O MPT informou à reportagem que, segundo depoimento da patroa, ela foi entregue pelo pai aos 16 anos para trabalhar como doméstica em 1975. Nunca recebeu salários para ajudar a patroa e o marido, falecido em 2020, a cuidar da casa e a criar a filha única.

Antes de morrer o patrão a ajudou a dar entrada em um processo de aposentadoria por contribuições como autônoma. O dinheiro ia para uma poupança e serviu até para a compra de móveis para seu quarto no sítio em que viva a família dos patrões.

Há três anos, antes da morte do patrão, foi descoberto um desfalque nas contas deles e de Madalena, feito pela filha do casal, criada com a ajuda dela. Além disso, a filha fez uma série de empréstimos consignados em nome da então empregada. Descoberta, a filha foi confrontada pelo pai e a relação ficou complicada.

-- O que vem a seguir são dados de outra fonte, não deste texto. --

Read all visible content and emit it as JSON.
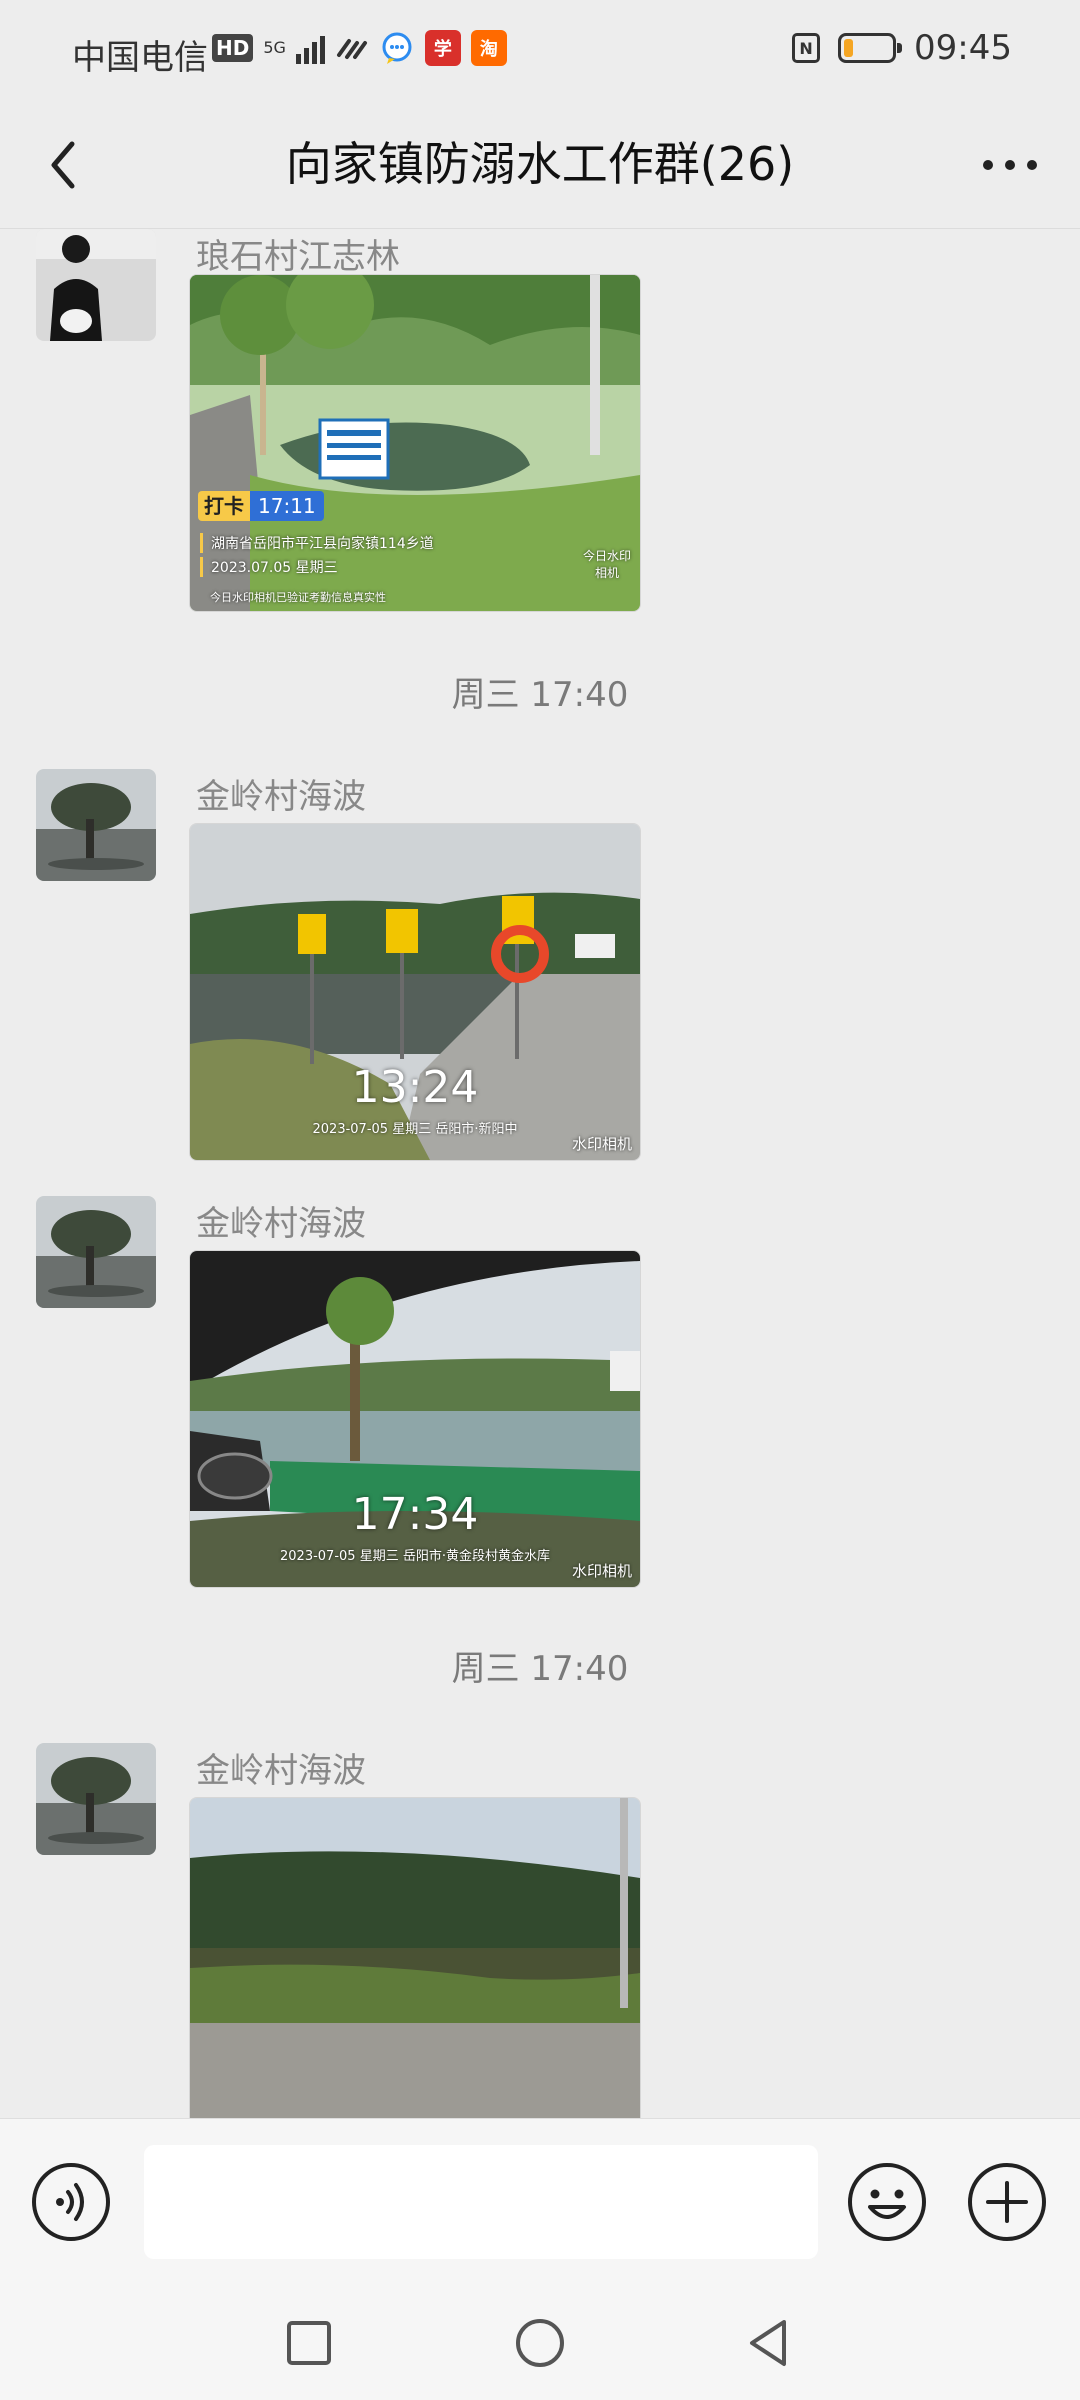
{
  "status_bar": {
    "carrier": "中国电信",
    "hd": "HD",
    "network": "5G",
    "app_badge_1": "学",
    "app_badge_2": "淘",
    "time": "09:45",
    "nfc": "N",
    "battery_level": 0.2
  },
  "header": {
    "title": "向家镇防溺水工作群(26)"
  },
  "messages": [
    {
      "sender": "琅石村江志林",
      "photo": {
        "daka_tag": "打卡",
        "daka_time": "17:11",
        "address": "湖南省岳阳市平江县向家镇114乡道",
        "date": "2023.07.05 星期三",
        "footer": "今日水印相机已验证考勤信息真实性",
        "brand": "今日水印相机"
      }
    },
    {
      "type": "time",
      "text": "周三 17:40"
    },
    {
      "sender": "金岭村海波",
      "photo": {
        "time": "13:24",
        "caption": "2023-07-05 星期三 岳阳市·新阳中",
        "brand": "水印相机"
      }
    },
    {
      "sender": "金岭村海波",
      "photo": {
        "time": "17:34",
        "caption": "2023-07-05 星期三 岳阳市·黄金段村黄金水库",
        "brand": "水印相机"
      }
    },
    {
      "type": "time",
      "text": "周三 17:40"
    },
    {
      "sender": "金岭村海波"
    }
  ],
  "icons": {
    "back": "chevron-left-icon",
    "more": "more-dots-icon",
    "voice": "voice-icon",
    "emoji": "emoji-icon",
    "plus": "plus-icon"
  }
}
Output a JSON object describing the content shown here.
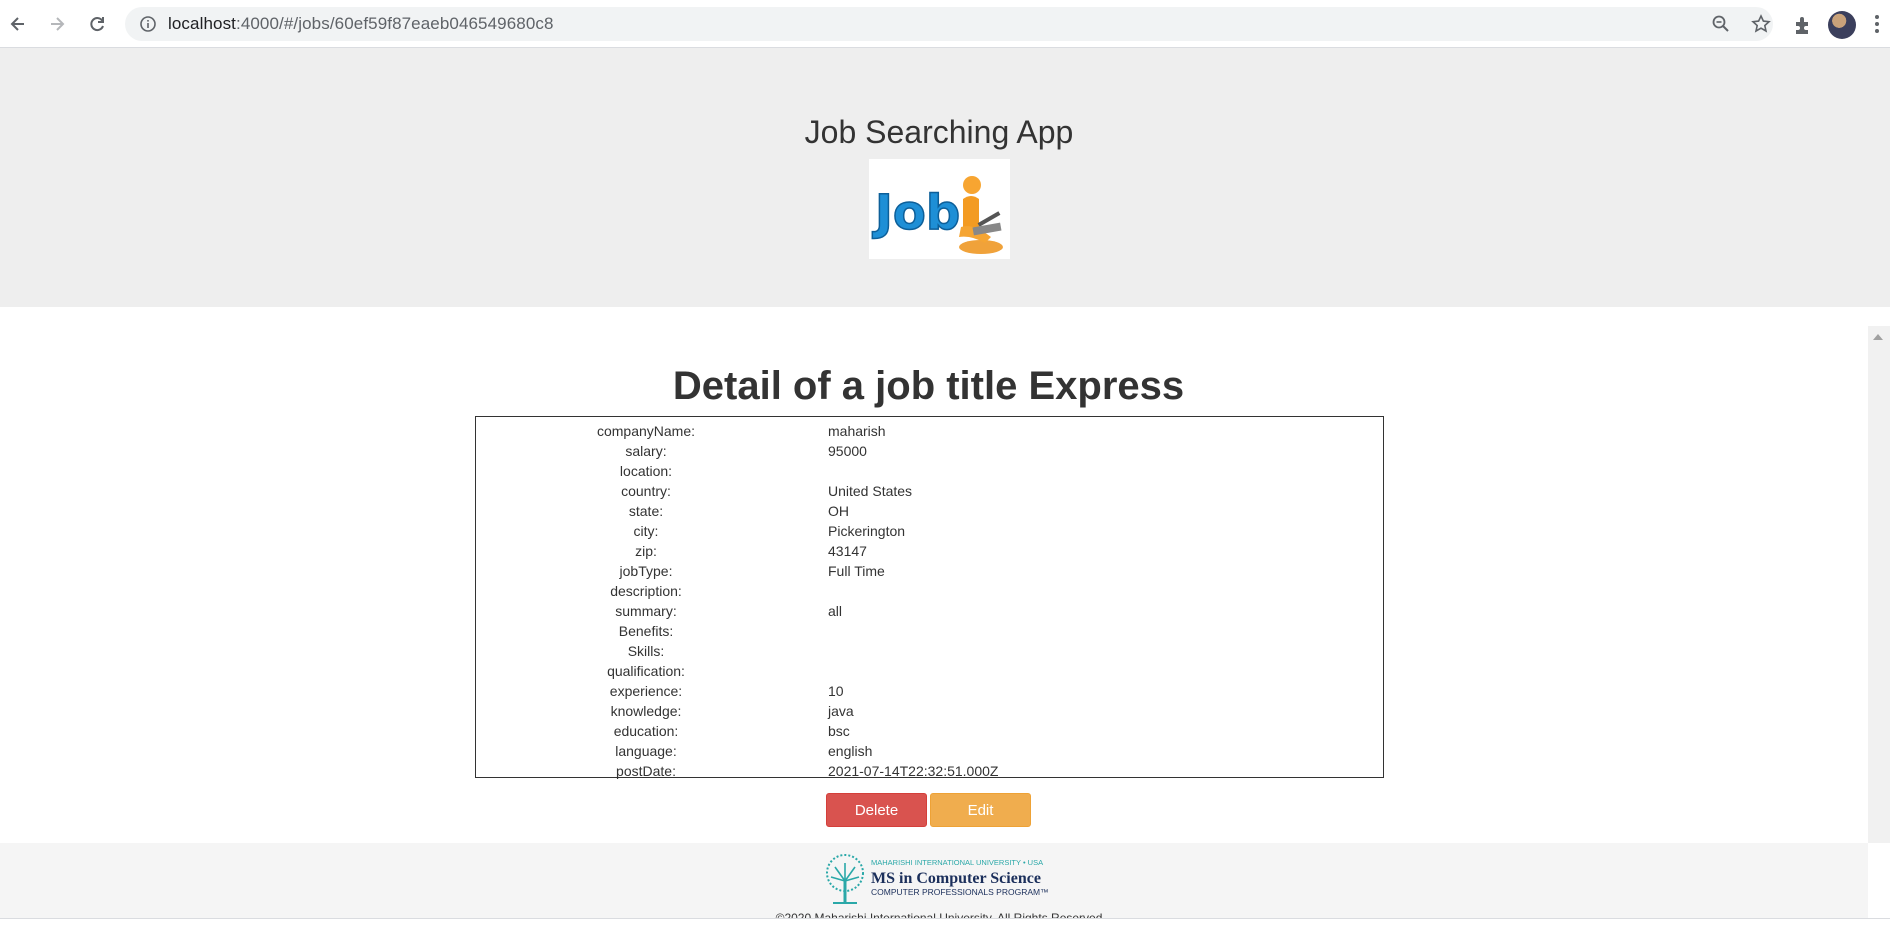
{
  "browser": {
    "url_host": "localhost",
    "url_path": ":4000/#/jobs/60ef59f87eaeb046549680c8"
  },
  "header": {
    "title": "Job Searching App",
    "logo_text": "Job"
  },
  "main": {
    "heading": "Detail of a job title Express",
    "fields": [
      {
        "label": "companyName:",
        "value": "maharish"
      },
      {
        "label": "salary:",
        "value": "95000"
      },
      {
        "label": "location:",
        "value": ""
      },
      {
        "label": "country:",
        "value": "United States"
      },
      {
        "label": "state:",
        "value": "OH"
      },
      {
        "label": "city:",
        "value": "Pickerington"
      },
      {
        "label": "zip:",
        "value": "43147"
      },
      {
        "label": "jobType:",
        "value": "Full Time"
      },
      {
        "label": "description:",
        "value": ""
      },
      {
        "label": "summary:",
        "value": "all"
      },
      {
        "label": "Benefits:",
        "value": ""
      },
      {
        "label": "Skills:",
        "value": ""
      },
      {
        "label": "qualification:",
        "value": ""
      },
      {
        "label": "experience:",
        "value": "10"
      },
      {
        "label": "knowledge:",
        "value": "java"
      },
      {
        "label": "education:",
        "value": "bsc"
      },
      {
        "label": "language:",
        "value": "english"
      },
      {
        "label": "postDate:",
        "value": "2021-07-14T22:32:51.000Z"
      }
    ],
    "delete_label": "Delete",
    "edit_label": "Edit"
  },
  "footer": {
    "university_line": "MAHARISHI INTERNATIONAL UNIVERSITY • USA",
    "program_title": "MS in Computer Science",
    "program_sub": "COMPUTER PROFESSIONALS PROGRAM™",
    "copyright": "©2020 Maharishi International University. All Rights Reserved"
  },
  "colors": {
    "header_bg": "#eeeeee",
    "delete": "#d9534f",
    "edit": "#f0ad4e",
    "footer_bg": "#f5f5f5"
  }
}
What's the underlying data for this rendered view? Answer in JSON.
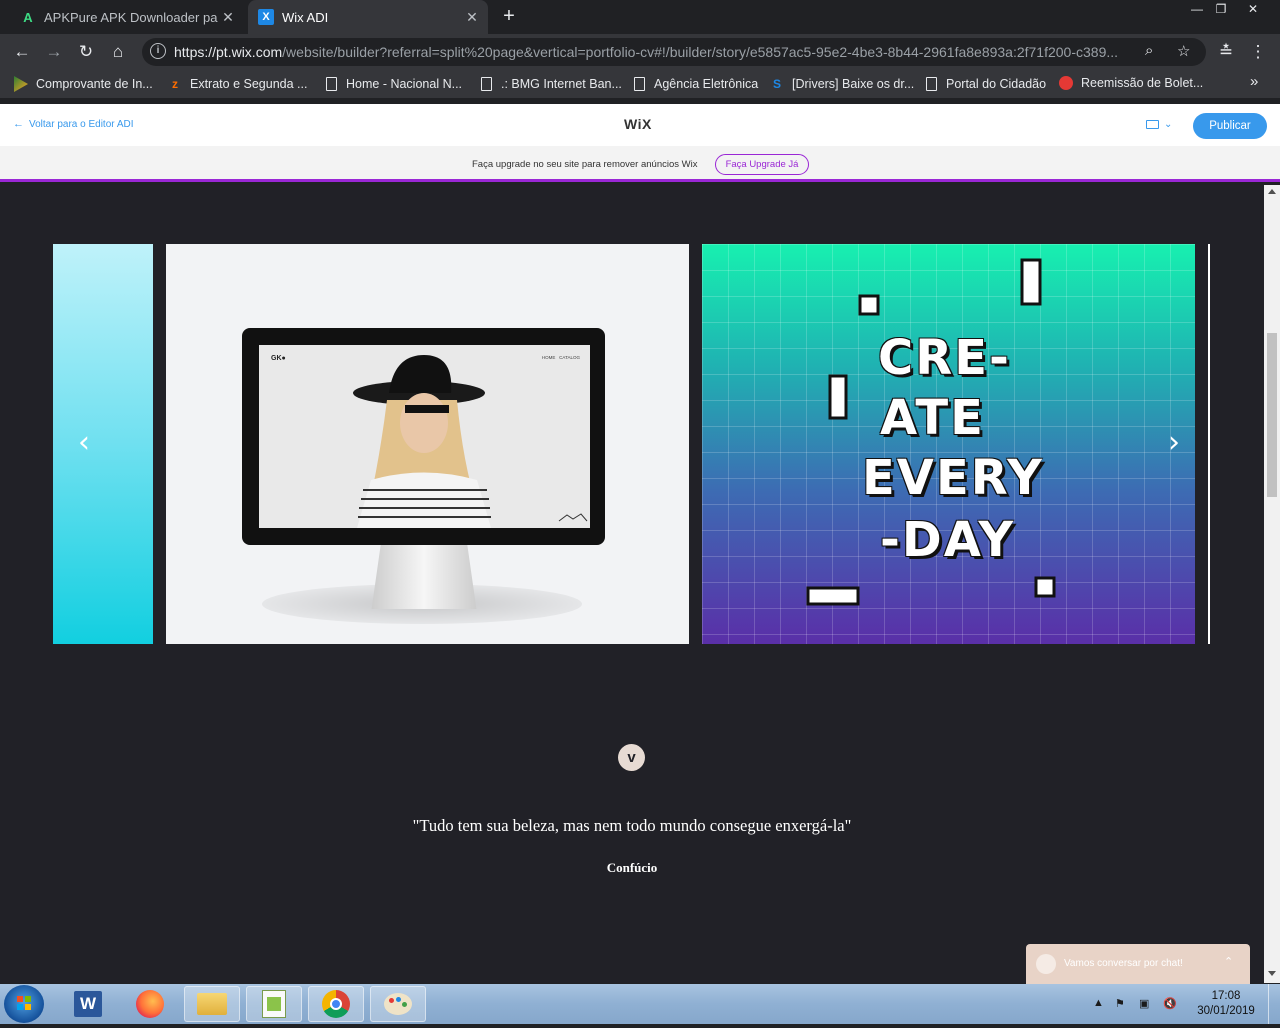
{
  "browser": {
    "tabs": [
      {
        "title": "APKPure APK Downloader para A",
        "favicon": "apkpure-icon",
        "active": false
      },
      {
        "title": "Wix ADI",
        "favicon": "wix-icon",
        "active": true
      }
    ],
    "new_tab": "+",
    "window_controls": {
      "minimize": "—",
      "restore": "❐",
      "close": "✕"
    },
    "url": {
      "host": "https://pt.wix.com",
      "path": "/website/builder?referral=split%20page&vertical=portfolio-cv#!/builder/story/e5857ac5-95e2-4be3-8b44-2961fa8e893a:2f71f200-c389..."
    },
    "bookmarks": [
      {
        "label": "Comprovante de In...",
        "icon": "bookmark-app-icon"
      },
      {
        "label": "Extrato e Segunda ...",
        "icon": "bookmark-app-icon"
      },
      {
        "label": "Home - Nacional N...",
        "icon": "page-icon"
      },
      {
        "label": ".: BMG Internet Ban...",
        "icon": "page-icon"
      },
      {
        "label": "Agência Eletrônica",
        "icon": "page-icon"
      },
      {
        "label": "[Drivers] Baixe os dr...",
        "icon": "s-icon"
      },
      {
        "label": "Portal do Cidadão",
        "icon": "page-icon"
      },
      {
        "label": "Reemissão de Bolet...",
        "icon": "santander-icon"
      }
    ],
    "bookmarks_overflow": "»"
  },
  "wix": {
    "back_label": "Voltar para o Editor ADI",
    "logo": "WiX",
    "publish_label": "Publicar",
    "upgrade_text": "Faça upgrade no seu site para remover anúncios Wix",
    "upgrade_button": "Faça Upgrade Já"
  },
  "site": {
    "mockup_brand": "GK●",
    "mockup_nav": "HOME   CATALOG",
    "art_lines": [
      "CRE-",
      "ATE",
      "EVERY",
      "-DAY"
    ],
    "quote": "\"Tudo tem sua beleza, mas nem todo mundo consegue enxergá-la\"",
    "author": "Confúcio",
    "quote_icon_letter": "v",
    "chat_label": "Vamos conversar por chat!"
  },
  "taskbar": {
    "apps": [
      "word-icon",
      "firefox-icon",
      "file-explorer-icon",
      "notepad-plus-plus-icon",
      "chrome-icon",
      "paint-icon"
    ],
    "time": "17:08",
    "date": "30/01/2019"
  },
  "colors": {
    "wix_blue": "#3899ec",
    "upgrade_purple": "#9a27d5",
    "site_bg": "#212127"
  }
}
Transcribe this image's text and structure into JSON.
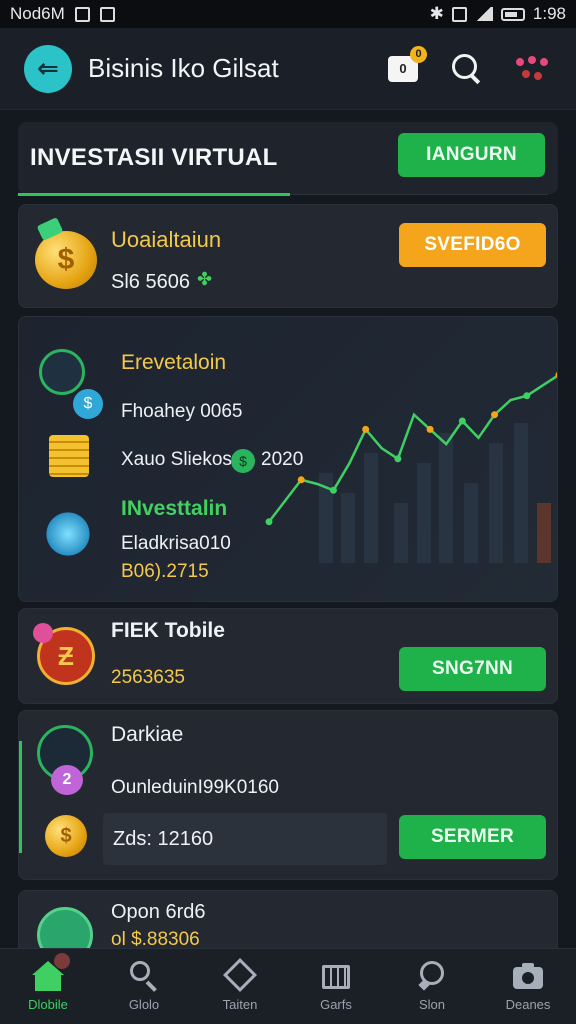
{
  "status_bar": {
    "left_text": "Nod6M",
    "right_text": "1:98"
  },
  "app": {
    "title": "Bisinis Iko Gilsat",
    "cart_badge": "0",
    "cart_letter": "0"
  },
  "section": {
    "title": "INVESTASII VIRTUAL",
    "button": "IANGURN"
  },
  "wallet": {
    "title": "Uoaialtaiun",
    "amount": "Sl6 5606",
    "button": "SVEFID6O"
  },
  "investment_card": {
    "heading": "Erevetaloin",
    "line1": "Fhoahey 0065",
    "line2_label": "Xauo Sliekos",
    "line2_value": "2020",
    "subheading": "INvesttalin",
    "line3": "Eladkrisa010",
    "line4": "B06).2715",
    "chart_points": [
      12,
      22,
      32,
      30,
      27,
      40,
      56,
      47,
      42,
      63,
      56,
      49,
      60,
      52,
      63,
      70,
      72,
      77,
      82
    ]
  },
  "fiet_card": {
    "title": "FIEK Tobile",
    "value": "2563635",
    "button": "SNG7NN"
  },
  "dark_card": {
    "title": "Darkiae",
    "subtitle": "OunleduinI99K0160",
    "total_label": "Zds: 12160",
    "button": "SERMER"
  },
  "partial_card": {
    "title": "Opon 6rd6",
    "value": "ol $.88306"
  },
  "bottom_nav": [
    {
      "label": "Dlobile",
      "icon": "home-icon",
      "active": true
    },
    {
      "label": "Glolo",
      "icon": "search-icon",
      "active": false
    },
    {
      "label": "Taiten",
      "icon": "badge-icon",
      "active": false
    },
    {
      "label": "Garfs",
      "icon": "store-icon",
      "active": false
    },
    {
      "label": "Slon",
      "icon": "chat-icon",
      "active": false
    },
    {
      "label": "Deanes",
      "icon": "camera-icon",
      "active": false
    }
  ],
  "colors": {
    "accent_green": "#20b24a",
    "accent_orange": "#f4a51c",
    "gold_text": "#f4c94a",
    "background": "#14181f"
  }
}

Ainda conforme o MPT, Madalena seguiu na casa, até ser expulsa no ano passado pela filha dos patrões, sem direito a levar seus pertences nem a qualquer pagamento. Desamparada e sem meios, acabou acolhida por pessoas da comunidade e orientada a procurar o órgão.

No último dia 8, o Grupo Especial de Fiscalização composto por auditores-fiscais do trabalho e com a presença de uma procuradora do MPT e de servidores da União com o apoio da Polícia Militar, encontrou Madalena vivendo na casa de um vizinho para começar a mudar sua história.